The one donation that’s no good for fundraising
Nearly every charity spends a huge amount of time, money and energy trying to find new donors. Donor acquisition is usually the highest cost centre in any fundraising budget.
Yet, research shows us that many of the new donors you work so hard to get will not even reach their 90-day anniversary before they leave you.
As many as three out of five who come through your front door will run out the back door as soon as they get there, without ever having made more than one donation.
When donors leave so fast, it destroys their potential lifetime value – the additional funds, advocacy and volunteering opportunities and referrals to friends and family.
You’ve worked so hard to bring in that first gift from a new supporter. But none of your hard work will matter at all if you don’t work just as hard to retain those donors.
Retention is critical.
Why you need to get that second gift The following graph highlights ‘The Exponential Importance of Second Gift Timing’. It shows the five-year value of a donor based on how quickly an organisation converts a new donor into a second gift donor. This is consistent with Pareto’s Benchmarking reports.
The single gift is not great for fundraising and increases your overall cost of acquisition.
But, new donors that give a second gift within 90 days have a lifetime value nearly twice as high as those who give at the 12-month mark.
Which means that not only is it critical to give your donor a great first-time engagement experience, when they have that experience is critical.
– If a new donor gives you $50 and then makes the same, once-yearly gift for five years, their lifetime value (LTV) will be around $250 (break-even will be between the first and third gift).

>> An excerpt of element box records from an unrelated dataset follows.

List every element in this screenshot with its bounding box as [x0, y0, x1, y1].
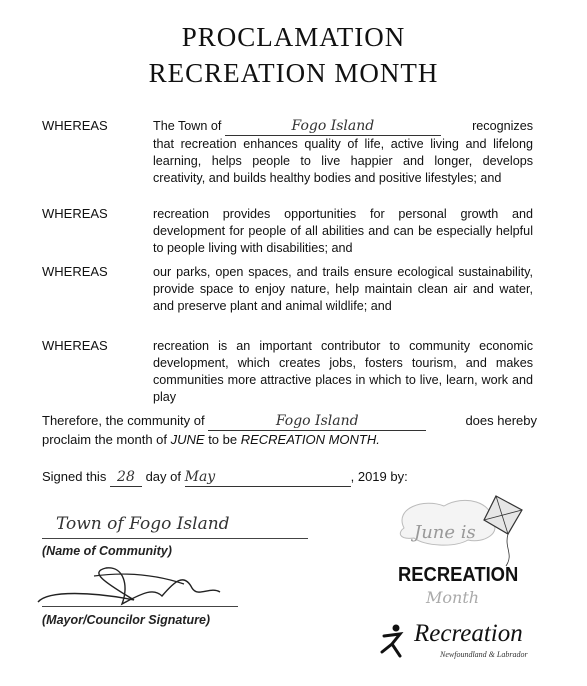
clause-text: recreation provides opportunities for personal growth and development for people of all abilities and can be especially helpful to people living with disabilities; and: [153, 207, 533, 255]
clause-text: our parks, open spaces, and trails ensure ecological sustainability, provide space to enjoy nature, help maintain clean air and water, and preserve plant and animal wildlife; and: [153, 265, 533, 313]
mayor-caption: (Mayor/Councilor Signature): [42, 613, 211, 627]
signed-day-fill: 28: [110, 468, 142, 487]
running-figure-icon: [378, 622, 408, 658]
signed-text-mid: day of: [145, 469, 181, 484]
title-line-2: RECREATION MONTH: [148, 58, 439, 88]
whereas-label: WHEREAS: [42, 338, 108, 353]
community-signature: Town of Fogo Island: [56, 514, 230, 534]
therefore-text-start: Therefore, the community of: [42, 413, 205, 428]
community-signature-line: [42, 538, 308, 539]
town-name-fill: Fogo Island: [225, 118, 441, 136]
signed-line: [42, 468, 408, 487]
logo-recreation-name: Recreation: [414, 620, 523, 647]
whereas-label: WHEREAS: [42, 118, 108, 133]
proclaim-text-mid: to be: [204, 432, 241, 447]
proclaim-month: JUNE: [170, 432, 205, 447]
therefore-text-end: does hereby: [465, 413, 537, 428]
signed-text: Signed this: [42, 469, 107, 484]
proclaim-recreation-month: RECREATION MONTH.: [240, 432, 380, 447]
whereas-label: WHEREAS: [42, 206, 108, 221]
mayor-signature-scribble: [34, 562, 234, 616]
proclaim-text: proclaim the month of: [42, 432, 171, 447]
whereas-label: WHEREAS: [42, 264, 108, 279]
clause-text-end: recognizes: [472, 119, 533, 133]
clause-text-rest: that recreation enhances quality of life, active living and lifelong learning, helps people to live happier and longer, develops creativity, and builds healthy bodies and positive lifestyles; and: [153, 137, 533, 185]
community-caption: (Name of Community): [42, 544, 172, 558]
logo-june-text: June is: [414, 522, 476, 543]
therefore-statement: [42, 412, 537, 449]
mayor-signature-line: [42, 606, 238, 607]
clause-text: [153, 118, 533, 187]
signed-month-fill: May: [185, 468, 351, 487]
logo-month-text: Month: [426, 588, 480, 607]
logo-subtitle: Newfoundland & Labrador: [440, 650, 528, 659]
recreation-month-logo: [384, 488, 534, 608]
recreation-nl-logo: [378, 620, 558, 670]
signed-year: , 2019 by:: [350, 469, 408, 484]
clause-text-start: The Town of: [153, 119, 222, 133]
community-name-fill: Fogo Island: [208, 412, 426, 431]
title-line-1: PROCLAMATION: [181, 22, 406, 52]
logo-recreation-text: RECREATION: [398, 564, 519, 586]
clause-text: recreation is an important contributor to community economic development, which creates jobs, fosters tourism, and makes communities more attractive places in which to live, learn, work and play: [153, 339, 533, 404]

– If that same donor converts to a regular giver within the first 12 months and gives you $36 (ave. benchmarking regular gift) every month for five years, their LTV is about $2,160 (without upgrades or additional one-off gifts).
– If that same donor then decides to remember your organisation in her Will, her LTV could blow out to become around $52,000 (ave. bequest according to Pareto Benchmarking) or even more, if you consider the gifts made prior to the bequest being realised.
That’s why taking positive steps to reduce donor losses is the least expensive strategy for increasing fundraising income.
And ultimately, the success of your fundraising program depends upon how successful you are at moving donors up the rungs of the ladder of engagement.
The good news is that it’s not difficult to generate long-term loyalty.
How do you do it? It’s simply about making your donors feel good. Give them great experiences, add value to their lives and provide extraordinary customer service.
Our top 6 tips for a 2nd gift retention plan
1. For acquisition to work effectively you must have a quality retention program in place to support it.
Take an equal amount of time to plan for the retention process as you do for your acquisition strategy itself.
2. The first step in the plan should be to make sure that you get ‘everything right’ for your first-time donor – ease of donation, thanking and welcoming them, reporting back so they know their donation has been used wisely.
3. The retention program has to be relevant to the donor (why they decided to engage with your charity) and not based on what’s easiest for your organisation.
4. It’s about how we make donors feel, not about what we want them to have. Choose the materials and touchpoints that make a donor feel valued and delighted to be supporting your cause.
5. Try to make your retention program multi-channel because donors that are connected to a charity through multiple points give more and have better conversion and retention rates.
6. Although 90-days is critical to acquire that second gift, retention strategies require a long-term view. Investment of time and money needs to be made not only in the first months, but throughout a donor’s time as a supporter.